SpikeStream: Accelerating Spiking Neural Network Inference on RISC-V Clusters with Sparse Computation Extensions

Abstract

This paper presents SpikeStream, an optimization technique designed to accelerate Spiking Neural Network (SNN) inference on general-purpose RISC-V multicore clusters using a low-overhead ISA extension for sparse computation streaming. SpikeStream maps weight accesses to specialized register-mapped memory streams, successfully overcoming the utilization challenges posed by SNN event sparsity.

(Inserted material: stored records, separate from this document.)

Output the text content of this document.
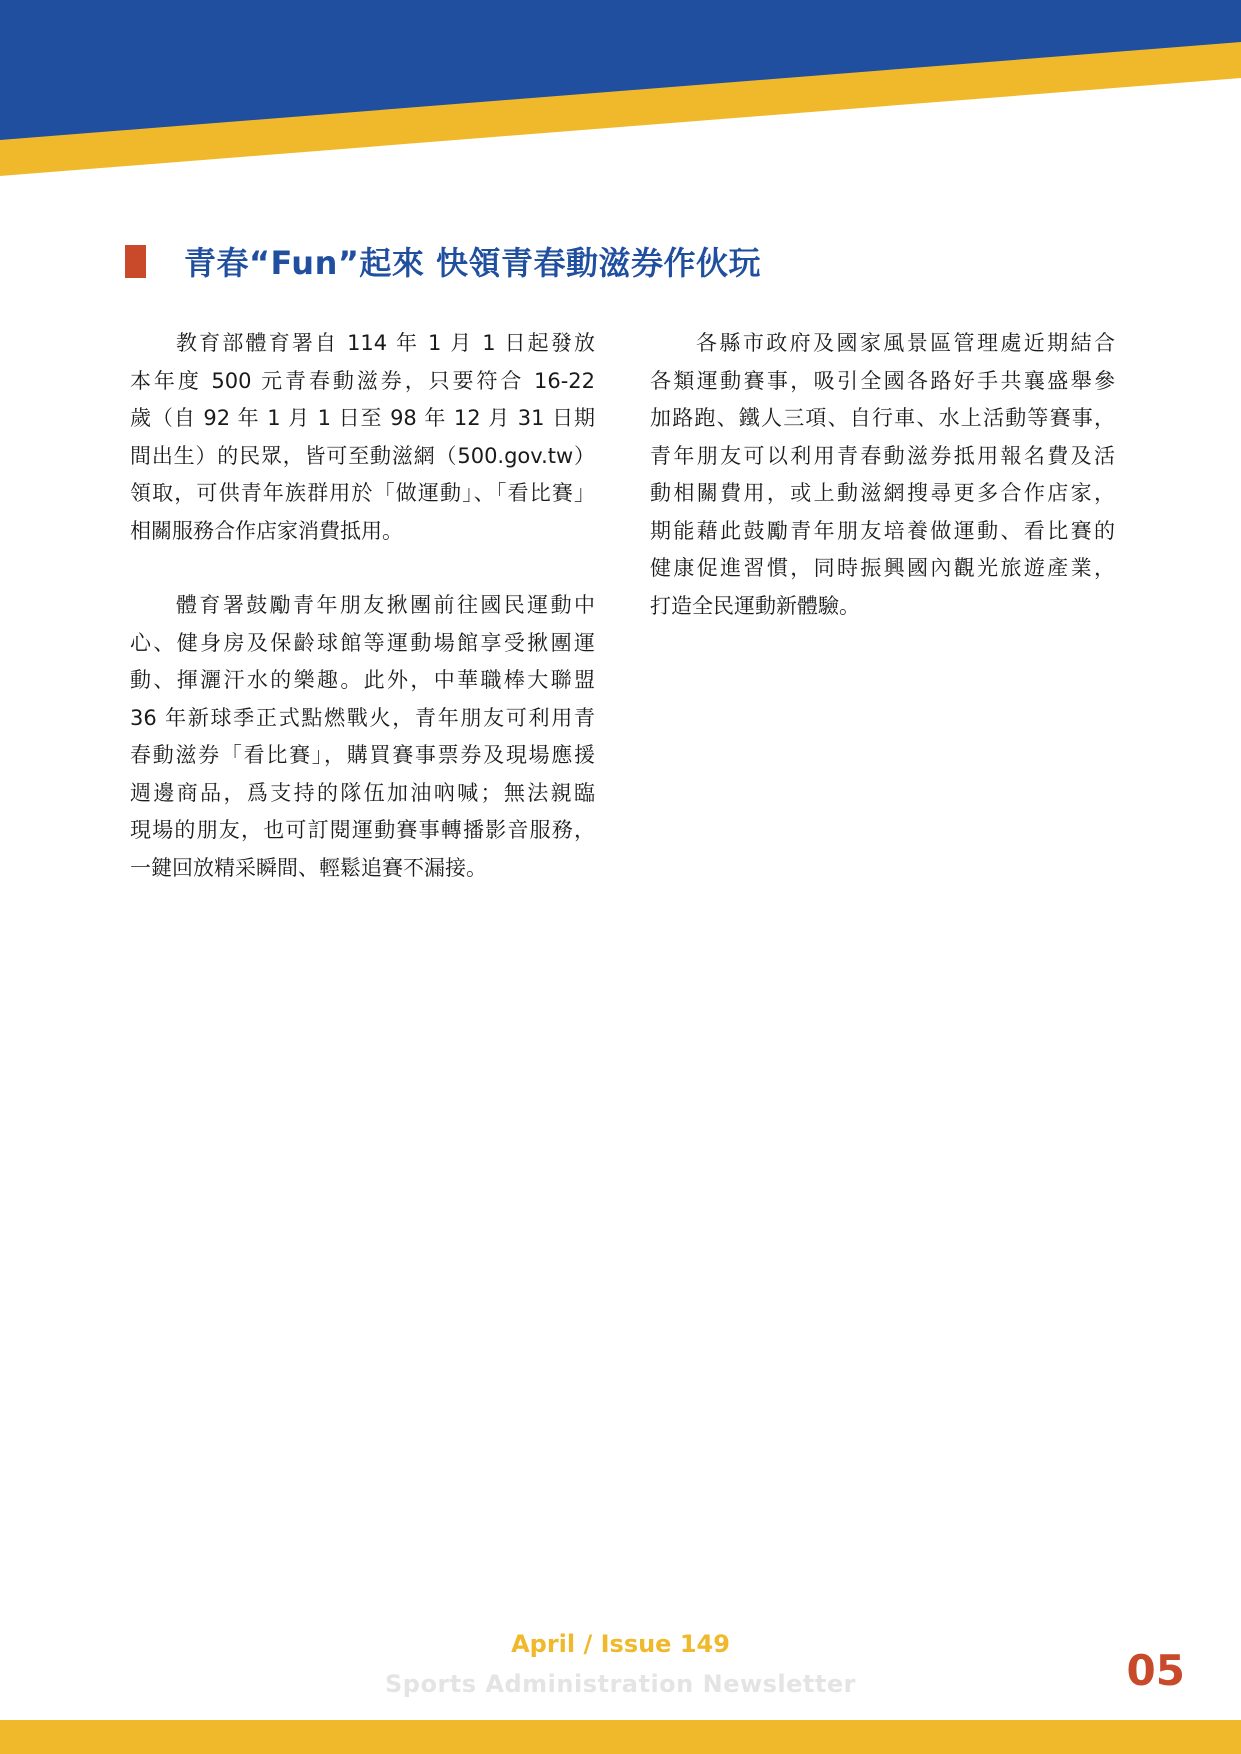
青春“Fun”起來 快領青春動滋券作伙玩

教育部體育署自 114 年 1 月 1 日起發放
本年度 500 元青春動滋券，只要符合 16-22
歲（自 92 年 1 月 1 日至 98 年 12 月 31 日期
間出生）的民眾，皆可至動滋網（500.gov.tw）
領取，可供青年族群用於「做運動」、「看比賽」
相關服務合作店家消費抵用。

體育署鼓勵青年朋友揪團前往國民運動中
心、健身房及保齡球館等運動場館享受揪團運
動、揮灑汗水的樂趣。此外，中華職棒大聯盟
36 年新球季正式點燃戰火，青年朋友可利用青
春動滋券「看比賽」，購買賽事票券及現場應援
週邊商品，爲支持的隊伍加油吶喊；無法親臨
現場的朋友，也可訂閱運動賽事轉播影音服務，
一鍵回放精采瞬間、輕鬆追賽不漏接。

各縣市政府及國家風景區管理處近期結合
各類運動賽事，吸引全國各路好手共襄盛舉參
加路跑、鐵人三項、自行車、水上活動等賽事，
青年朋友可以利用青春動滋券抵用報名費及活
動相關費用，或上動滋網搜尋更多合作店家，
期能藉此鼓勵青年朋友培養做運動、看比賽的
健康促進習慣，同時振興國內觀光旅遊產業，
打造全民運動新體驗。

April / Issue 149
Sports Administration Newsletter	05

Experiments using the Spiking-VGG11 model show a significant 4.39x speedup and achieve competitive energy efficiency, outperforming specialized neuromorphic hardware like Loihi and LSMCore.

Report

Key Highlights

• General-Purpose Acceleration: The research focuses on accelerating SNN inference on standard, general-purpose multicore RISC-V clusters, addressing the high silicon cost and lack of flexibility associated with dedicated neuromorphic processors.
• SpikeStream Optimization: Introduces SpikeStream, a low-level software design and parallelization technique for efficiently handling sparse SNN events.
• Performance Metrics: Achieves a 4.39x speedup compared to a non-streaming parallel baseline.
• Efficiency Gains: Demonstrates a 3.46x energy efficiency gain over LSMCore and a 2.38x performance gain over the specialized neuromorphic chip Loihi.
• Utilization Improvement: Increases cluster utilization significantly, moving from a baseline of 9.28% up to 52.3%.

Technical Details

• Target Architecture: General-purpose multicore RISC-V clusters.
• Methodology: Utilizes a low-overhead RISC-V Instruction Set Architecture (ISA) extension specifically designed for streaming sparse computations.
• SpikeStream Mechanism: The optimization technique involves mapping weight accesses to two types of memory streams: affine streams and indirect register-mapped memory streams.
• Evaluation Model: The approach was validated using the end-to-end Spiking-VGG11 model inference.

Implications

• Democratizing SNNs: SpikeStream demonstrates that competitive SNN acceleration can be achieved on flexible, general-purpose RISC-V hardware, potentially lowering the barrier to entry for SNN deployment compared to relying solely on expensive, specialized ASICs.
• RISC-V Ecosystem Expansion: The work validates the utility of sparse computation ISA extensions within the RISC-V framework, encouraging further development of domain-specific extensions that enhance AI and machine learning capabilities.
• Energy Efficiency in Edge AI: By tackling the sparsity challenge efficiently on standard platforms, this method advances the viability of high-efficiency, event-driven AI (SNNs) for resource-constrained edge and embedded systems built on RISC-V technology.